Example of an ‘Easter egg’
  • I want my students to spot 10 subject specific words in my course and click on each to read the definitions.
  • Those 10 words can be anywhere in the course e.g. webpage, quiz question, lesson, etc.
  • Each word is linked to a popup webpage, where the definition for that word is available.
  • The webpages are in the section that is invisible to students e.g. orphaned activities
  • When a student finds a word and clicks on it, the linked webpage opens in a popup.
  • That webpage automatically gets marked as ‘completed’ and remains invisible on the course page.
  • When a student has found and seen all words, he/she unlocks the ‘Vocabulary’ badge.
 

‘Must not be marked complete’

This is slightly difficult to get your head around but the idea is simple,

  • Setup activities/resources
  • They will show up as default e.g. a student new to your course will see it on their course page
  • Some activities will ‘disappear’ when a user has completed specific activities. 

Example

  • Course with 4 activities, A, B, C and D.
  • Activity A (easy activity) – Set to be marked complete if viewed & to show only if Activity B is not marked complete.
  • Activity B  (difficult activity) – Set to be marked complete if viewed & to show only if Activity A is not marked complete.
  • Activity C  (easy activity) – Set to only show if Activity A is marked complete.
  • Activity D (difficult activity) – Set to only show if Activity B is marked complete.
  • If a student clicks on Activity A, then Activity B will ‘disappear’ from their course and Activity C will become available.
  • If a student clicks on Activity B, then Activity A will ‘disappear’ from their course and Activity D will become available.
  • This is great to gamify your courses, or to differentiate your courses.

 

Conditional sections

Since Moodle 2.3, it has been possible to make entire sections of a course appear when certain conditions have been met.
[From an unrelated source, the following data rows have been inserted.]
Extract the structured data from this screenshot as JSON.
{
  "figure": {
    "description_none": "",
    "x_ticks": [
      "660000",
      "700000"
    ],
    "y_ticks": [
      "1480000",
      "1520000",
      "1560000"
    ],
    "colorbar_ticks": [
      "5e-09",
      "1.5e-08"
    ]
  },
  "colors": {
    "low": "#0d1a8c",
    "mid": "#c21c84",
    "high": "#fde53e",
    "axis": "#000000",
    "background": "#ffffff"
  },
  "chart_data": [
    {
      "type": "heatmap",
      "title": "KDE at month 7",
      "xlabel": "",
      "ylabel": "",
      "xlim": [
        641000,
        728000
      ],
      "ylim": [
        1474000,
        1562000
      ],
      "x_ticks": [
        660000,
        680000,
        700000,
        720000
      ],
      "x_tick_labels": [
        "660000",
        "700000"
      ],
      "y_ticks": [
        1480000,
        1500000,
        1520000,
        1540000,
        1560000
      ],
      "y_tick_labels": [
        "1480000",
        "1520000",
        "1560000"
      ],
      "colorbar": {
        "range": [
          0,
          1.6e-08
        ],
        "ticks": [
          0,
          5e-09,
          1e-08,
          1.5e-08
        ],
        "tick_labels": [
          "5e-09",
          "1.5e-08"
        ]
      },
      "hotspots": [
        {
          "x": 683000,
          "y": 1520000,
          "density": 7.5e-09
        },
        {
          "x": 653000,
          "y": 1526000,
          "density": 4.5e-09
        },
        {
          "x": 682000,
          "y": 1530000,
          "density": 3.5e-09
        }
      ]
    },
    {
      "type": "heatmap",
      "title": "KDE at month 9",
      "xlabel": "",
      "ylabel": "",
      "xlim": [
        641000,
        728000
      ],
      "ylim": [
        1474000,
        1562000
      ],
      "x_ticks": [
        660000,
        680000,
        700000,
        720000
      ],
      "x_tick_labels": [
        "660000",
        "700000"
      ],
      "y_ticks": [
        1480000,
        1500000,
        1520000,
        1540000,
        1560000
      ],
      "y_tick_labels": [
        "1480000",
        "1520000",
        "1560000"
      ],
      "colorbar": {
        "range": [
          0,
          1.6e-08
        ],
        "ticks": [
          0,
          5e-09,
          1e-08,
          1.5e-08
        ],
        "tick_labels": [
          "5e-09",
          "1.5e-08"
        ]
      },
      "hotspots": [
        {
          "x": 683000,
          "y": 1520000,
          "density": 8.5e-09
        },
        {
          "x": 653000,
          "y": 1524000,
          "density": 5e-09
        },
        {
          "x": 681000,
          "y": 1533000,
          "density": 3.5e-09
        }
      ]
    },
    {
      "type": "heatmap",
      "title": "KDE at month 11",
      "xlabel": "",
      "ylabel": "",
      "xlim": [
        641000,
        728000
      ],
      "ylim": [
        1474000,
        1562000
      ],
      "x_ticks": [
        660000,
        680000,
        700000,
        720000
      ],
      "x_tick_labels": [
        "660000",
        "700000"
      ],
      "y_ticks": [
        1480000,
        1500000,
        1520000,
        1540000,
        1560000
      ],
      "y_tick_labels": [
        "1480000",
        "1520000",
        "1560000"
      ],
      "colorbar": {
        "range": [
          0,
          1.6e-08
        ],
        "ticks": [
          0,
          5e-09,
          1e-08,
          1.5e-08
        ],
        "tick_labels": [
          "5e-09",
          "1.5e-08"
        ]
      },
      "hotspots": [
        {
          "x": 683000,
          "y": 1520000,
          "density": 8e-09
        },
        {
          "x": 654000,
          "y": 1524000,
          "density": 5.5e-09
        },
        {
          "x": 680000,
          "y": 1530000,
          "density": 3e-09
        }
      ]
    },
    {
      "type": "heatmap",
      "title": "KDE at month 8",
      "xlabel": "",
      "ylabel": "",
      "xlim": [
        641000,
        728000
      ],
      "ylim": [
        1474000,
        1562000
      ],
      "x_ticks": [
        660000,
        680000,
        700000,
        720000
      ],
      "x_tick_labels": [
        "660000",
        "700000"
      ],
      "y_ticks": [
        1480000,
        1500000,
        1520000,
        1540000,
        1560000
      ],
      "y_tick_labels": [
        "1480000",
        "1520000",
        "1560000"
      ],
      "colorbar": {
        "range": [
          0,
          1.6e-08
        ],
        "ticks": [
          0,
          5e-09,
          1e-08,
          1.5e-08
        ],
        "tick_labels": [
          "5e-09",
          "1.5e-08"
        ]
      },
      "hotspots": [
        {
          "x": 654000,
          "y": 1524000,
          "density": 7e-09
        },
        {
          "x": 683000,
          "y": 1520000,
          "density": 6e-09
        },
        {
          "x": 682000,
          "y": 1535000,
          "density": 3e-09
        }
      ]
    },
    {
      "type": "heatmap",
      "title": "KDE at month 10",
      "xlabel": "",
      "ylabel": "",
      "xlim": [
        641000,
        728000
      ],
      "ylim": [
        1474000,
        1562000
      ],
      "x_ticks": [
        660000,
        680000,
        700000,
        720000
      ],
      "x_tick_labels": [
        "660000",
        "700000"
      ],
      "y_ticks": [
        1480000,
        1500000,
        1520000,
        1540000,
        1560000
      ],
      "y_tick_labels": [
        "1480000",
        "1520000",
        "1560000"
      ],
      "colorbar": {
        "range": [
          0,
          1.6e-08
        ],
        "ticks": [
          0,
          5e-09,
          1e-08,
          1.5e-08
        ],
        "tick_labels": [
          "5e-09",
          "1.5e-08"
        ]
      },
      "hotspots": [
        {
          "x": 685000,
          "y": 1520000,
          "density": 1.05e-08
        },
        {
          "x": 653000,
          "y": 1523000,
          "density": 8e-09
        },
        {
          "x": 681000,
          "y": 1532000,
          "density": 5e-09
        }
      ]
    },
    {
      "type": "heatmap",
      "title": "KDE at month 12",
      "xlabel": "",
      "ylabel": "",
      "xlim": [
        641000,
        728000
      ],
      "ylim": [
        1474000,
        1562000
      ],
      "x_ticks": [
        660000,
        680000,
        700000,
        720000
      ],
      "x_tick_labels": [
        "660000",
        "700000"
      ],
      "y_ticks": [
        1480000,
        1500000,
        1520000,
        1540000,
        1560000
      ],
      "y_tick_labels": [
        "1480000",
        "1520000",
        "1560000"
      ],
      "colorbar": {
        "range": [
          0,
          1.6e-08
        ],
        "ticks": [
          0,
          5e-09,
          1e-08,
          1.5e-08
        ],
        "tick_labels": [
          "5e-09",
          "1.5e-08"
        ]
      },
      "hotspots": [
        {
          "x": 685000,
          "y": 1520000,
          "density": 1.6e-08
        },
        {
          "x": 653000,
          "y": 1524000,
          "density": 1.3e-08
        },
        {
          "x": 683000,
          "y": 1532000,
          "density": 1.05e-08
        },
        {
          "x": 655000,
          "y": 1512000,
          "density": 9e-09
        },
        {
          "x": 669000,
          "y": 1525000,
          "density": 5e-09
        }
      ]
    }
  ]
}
This can greatly reduce your workload as you won’t have to go and set the conditional status of each activity/resource.

 

Please share your creative uses of conditional activities to increase students engagement in your Moodle course by writing a comment.

 

 

About Frederic Nevers

I have been a Moodler since the early days – 2005. I am now a Digital Learning Integrator and have been helping other teachers integrate Moodle in their teaching since 2007.
I have been involved in the classroom since 2002, teaching ICT and French to students aged 11 to 18 years old. I have experience teaching the (I)GCSE, IB MYP & DP and A programmes.

42 comments

  1. Great article, Fred. Don’t forget to include hidden course material – bonus fun facts, secret info, etc.

    I only teach adults and am a bit worried that the gasification might be seen as childish or patronising. Then again, sites like foursquare and fitocracy seem to thrive quite well with grown men and women, so maybe it’s worth a try?

    1. Hi Guido,
      very good point about adult learners. Same applies for older high school students. I am sure there is a way to adapt it, although I haven’t tried it myself (I only teach middle school in my current post)
      Cheers,
      Fred

    1. good idea! I somehow feel as though this isn’t impossible but I’m struggling to think straight these days (work, baby, move to another country, Masters, etc. starting to take its toll :D)
      Will get back to you once I have thought this through properly.